There are already some researchers who think we’ve already hit the point where gas could inhibit decarbonization. Writing in the journal Applied Energy last year, Oxford researchers said that due to the long life of fossil fuel assets, “no new investment in fossil electricity infrastructure (without carbon capture) is feasible from 2017 at the latest” if we are to hit the targets of the Paris climate accord.
Weissman said the situation may be even more dire. While most studies assume a 25 to 30 year life for natural gas assets, many plants on the system today “are far in excess of that age in terms of operation.”
He said his team looked at the lifespan of natural gas plants in California, trying to ascertain how long a typical generator could stay online.
“The question was if someone was to step forward today and say to you we're thinking of building a natural gas plant, what should you have in mind in terms of how long there's going to be economic and political pressure to keep that plant operating?” he said. “What we found was that if combined cycle units of the future are behaving in the same way that these plants have historically behaved, you should expect that … even in the best of circumstances … you can expect that plant to be operating beyond 2050.”
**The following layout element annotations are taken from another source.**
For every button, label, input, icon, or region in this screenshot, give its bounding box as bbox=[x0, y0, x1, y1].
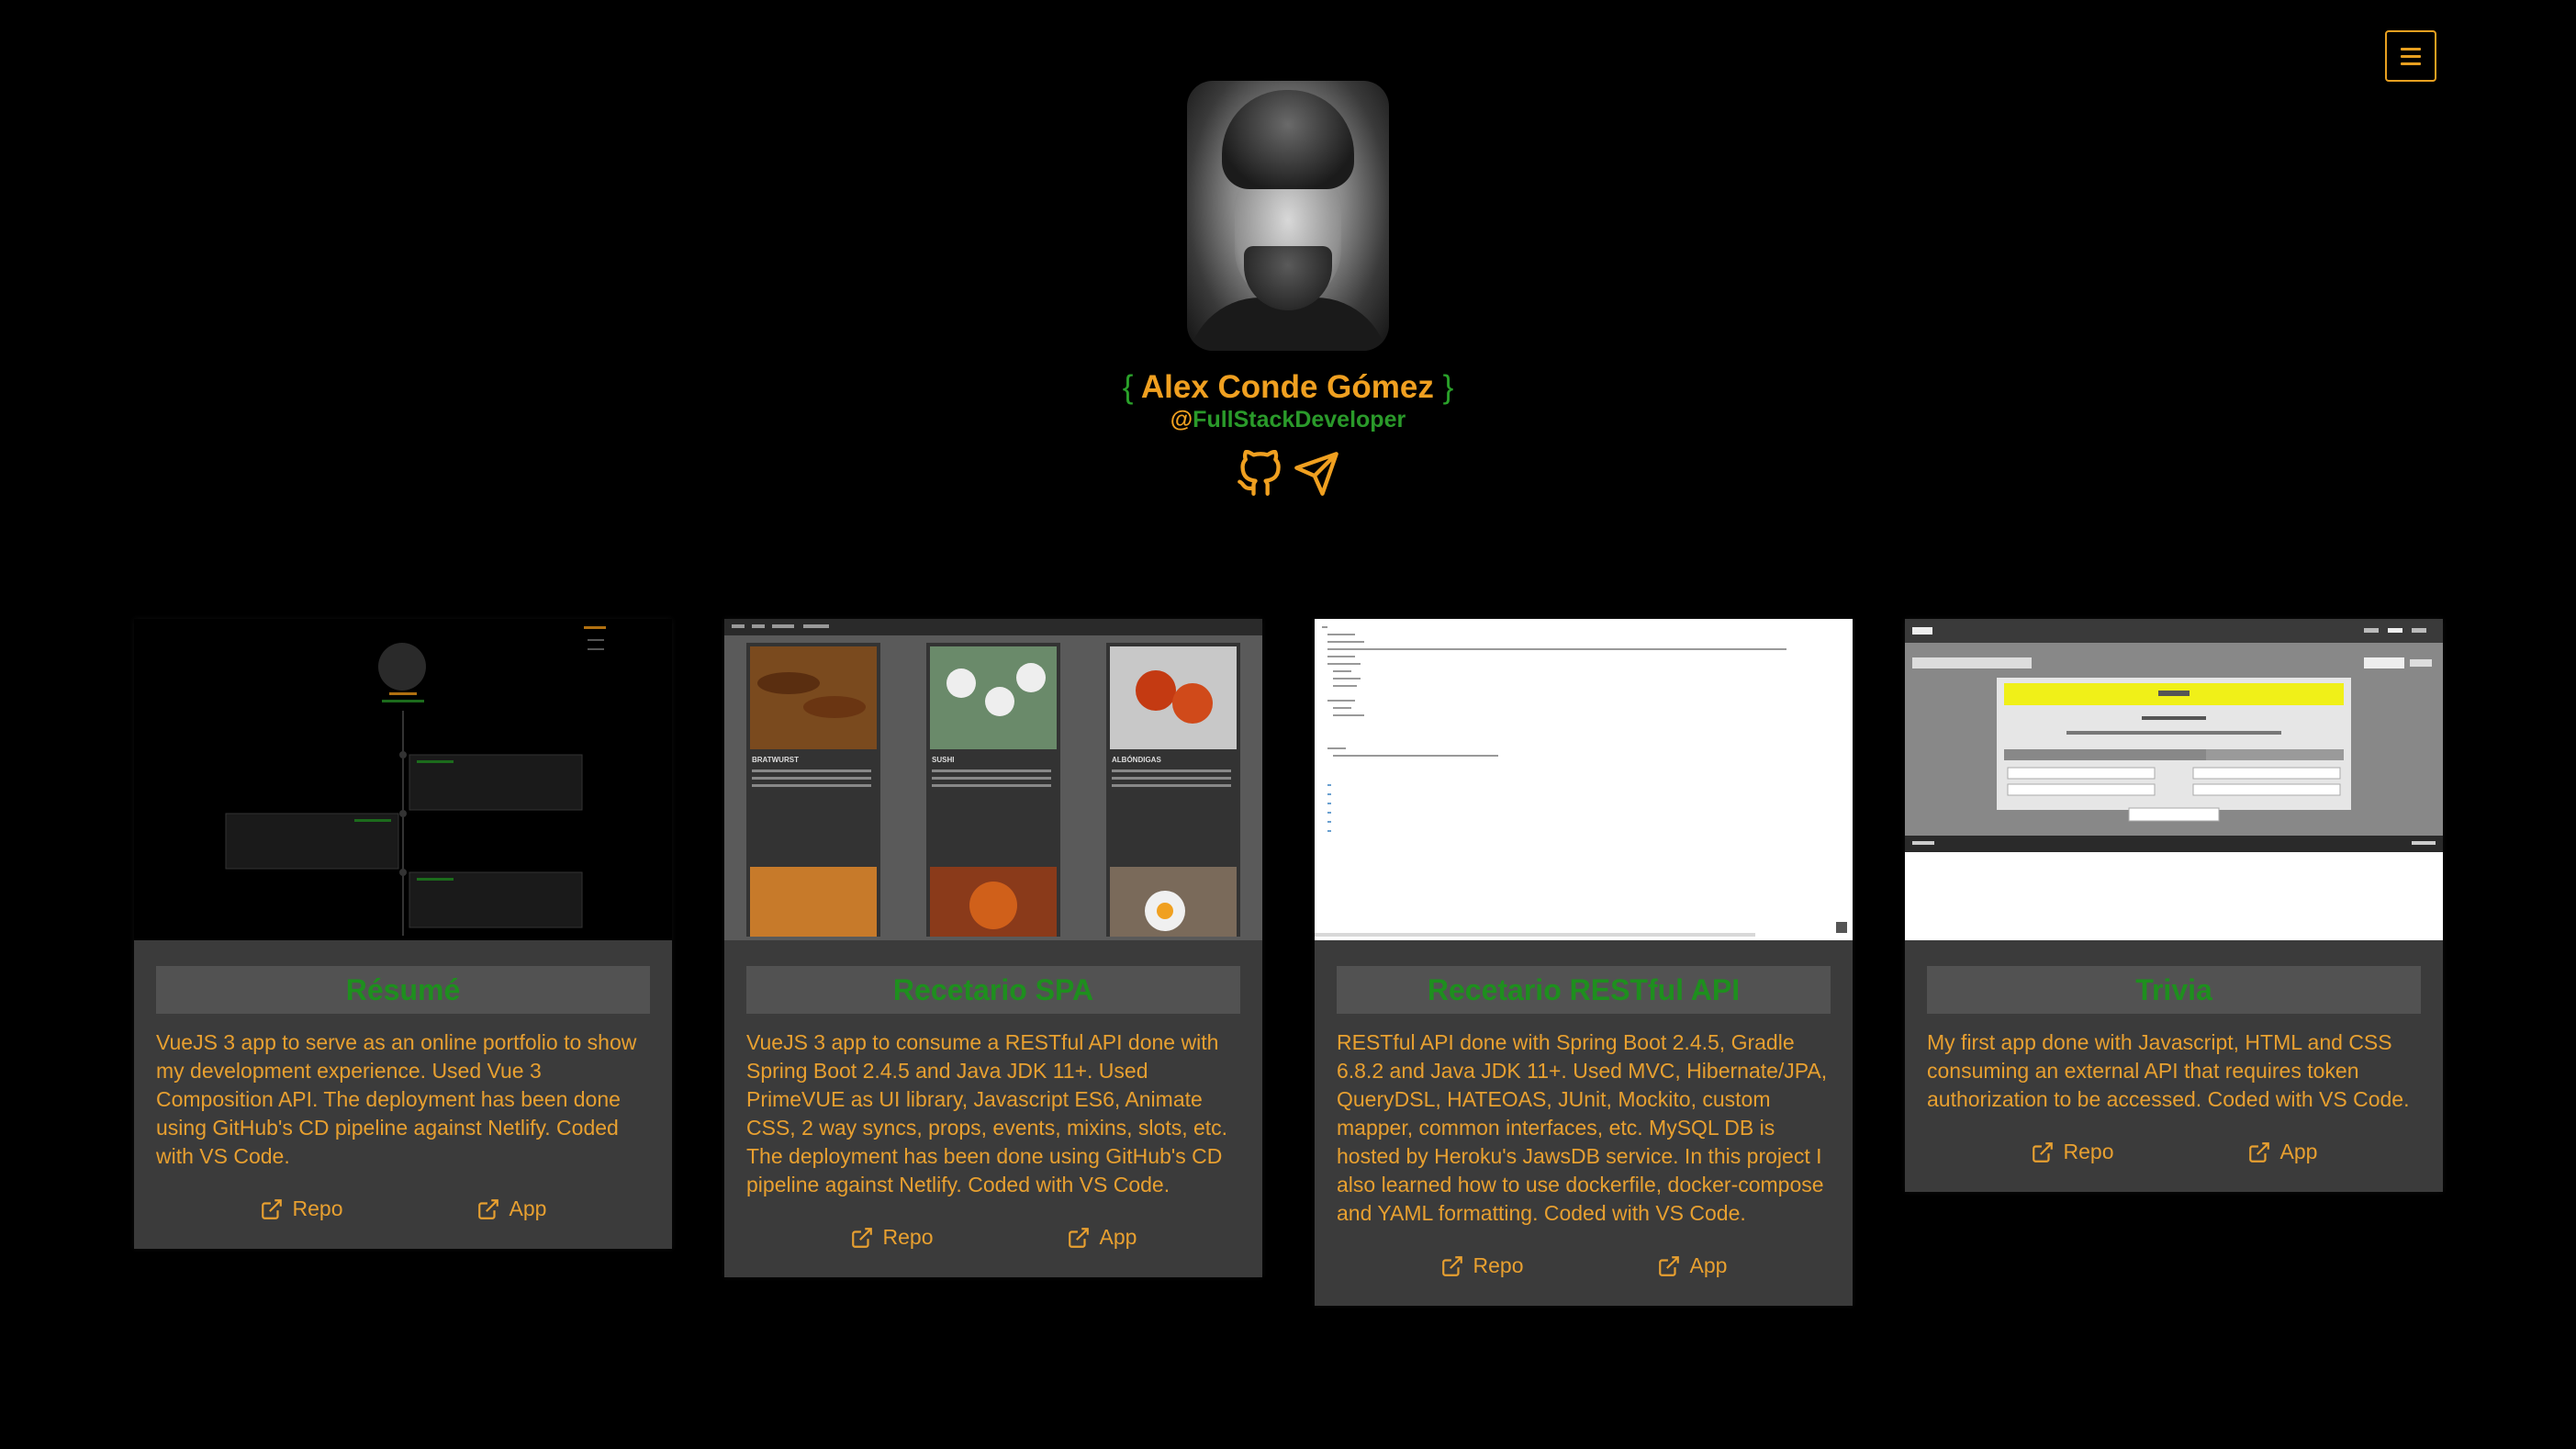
thumb-label: SUSHI bbox=[932, 756, 954, 764]
project-title: Recetario RESTful API bbox=[1337, 966, 1831, 1014]
external-link-icon bbox=[477, 1198, 498, 1219]
send-icon bbox=[1294, 452, 1338, 496]
repo-link[interactable]: Repo bbox=[850, 1225, 934, 1250]
external-link-icon bbox=[2248, 1141, 2269, 1163]
project-card-recetario-api: Recetario RESTful API RESTful API done w… bbox=[1315, 619, 1853, 1306]
project-card-trivia: Trivia My first app done with Javascript… bbox=[1905, 619, 2443, 1192]
github-link[interactable] bbox=[1236, 449, 1283, 498]
repo-link[interactable]: Repo bbox=[260, 1196, 343, 1221]
external-link-icon bbox=[1658, 1255, 1679, 1276]
project-thumbnail[interactable] bbox=[1905, 619, 2443, 940]
thumb-label: BRATWURST bbox=[752, 756, 799, 764]
app-link[interactable]: App bbox=[2247, 1140, 2317, 1164]
project-title: Recetario SPA bbox=[746, 966, 1240, 1014]
project-description: VueJS 3 app to consume a RESTful API don… bbox=[746, 1030, 1228, 1196]
project-thumbnail[interactable]: BRATWURST SUSHI ALBÓNDIGAS bbox=[724, 619, 1262, 940]
app-link[interactable]: App bbox=[1657, 1253, 1727, 1278]
thumb-label: ALBÓNDIGAS bbox=[1112, 756, 1161, 764]
external-link-icon bbox=[261, 1198, 282, 1219]
repo-link[interactable]: Repo bbox=[2031, 1140, 2114, 1164]
menu-button[interactable] bbox=[2385, 30, 2436, 82]
project-title: Trivia bbox=[1927, 966, 2421, 1014]
project-card-recetario-spa: BRATWURST SUSHI ALBÓNDIGAS Recetario SPA… bbox=[724, 619, 1262, 1277]
menu-icon-bar bbox=[2401, 47, 2421, 51]
external-link-icon bbox=[1068, 1227, 1089, 1248]
app-link[interactable]: App bbox=[476, 1196, 546, 1221]
project-thumbnail[interactable] bbox=[134, 619, 672, 940]
project-card-resume: Résumé VueJS 3 app to serve as an online… bbox=[134, 619, 672, 1249]
external-link-icon bbox=[1441, 1255, 1462, 1276]
menu-icon-bar bbox=[2401, 54, 2421, 58]
menu-icon-bar bbox=[2401, 62, 2421, 65]
social-links bbox=[1236, 449, 1340, 498]
profile-handle: @FullStackDeveloper bbox=[1170, 407, 1406, 432]
contact-link[interactable] bbox=[1293, 450, 1340, 498]
project-description: RESTful API done with Spring Boot 2.4.5,… bbox=[1337, 1030, 1828, 1225]
project-description: My first app done with Javascript, HTML … bbox=[1927, 1030, 2410, 1111]
avatar bbox=[1187, 81, 1389, 351]
github-icon bbox=[1238, 449, 1281, 496]
app-link[interactable]: App bbox=[1067, 1225, 1137, 1250]
project-thumbnail[interactable] bbox=[1315, 619, 1853, 940]
project-title: Résumé bbox=[156, 966, 650, 1014]
profile-name: { Alex Conde Gómez } bbox=[1122, 369, 1454, 405]
external-link-icon bbox=[851, 1227, 872, 1248]
repo-link[interactable]: Repo bbox=[1440, 1253, 1524, 1278]
project-description: VueJS 3 app to serve as an online portfo… bbox=[156, 1030, 637, 1168]
external-link-icon bbox=[2032, 1141, 2053, 1163]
That’s bad news for the climate, Wiessman said, and regulators should take those implications into account when they evaluate siting for new natural gas infrastructure. “Even if that's all you do, having that [perspective] available and to reflect on that as you make new infrastructure decisions and new rate setting decisions should help ... increase the extent to which we move from just hoping the market is going to take care of natural gas for us and start to more directly plan.”
Not all the attendees at the NARUC gas panel were keen to heed Weissman’s call for a planned drawdown in natural gas consumption. Maine PUC Commissioner Bruce Williamson argued that market forces are responsible for the current boom in gas production and clean energy. “God help us” if regulators try to plan the transition, he said, triggering applause around the room.
Weissman replied that while markets sparked the gas boom, relying on them to guide the rest of the transition will mean “it's pretty likely we're going to continue to use fossil fuels.”
“I think what's going to happen is the more go about renewables, for instance, the lower the price is going to be for fossil fuels,” he said. “There's going to continue to seem to be an economic imperative to continue to use fossil fuels because we will be concerned that if we don’t, we will drive up the price of electricity, for instance, unnecessarily. So, yes, I think the planning is a way to break this pattern that we've been seeing.”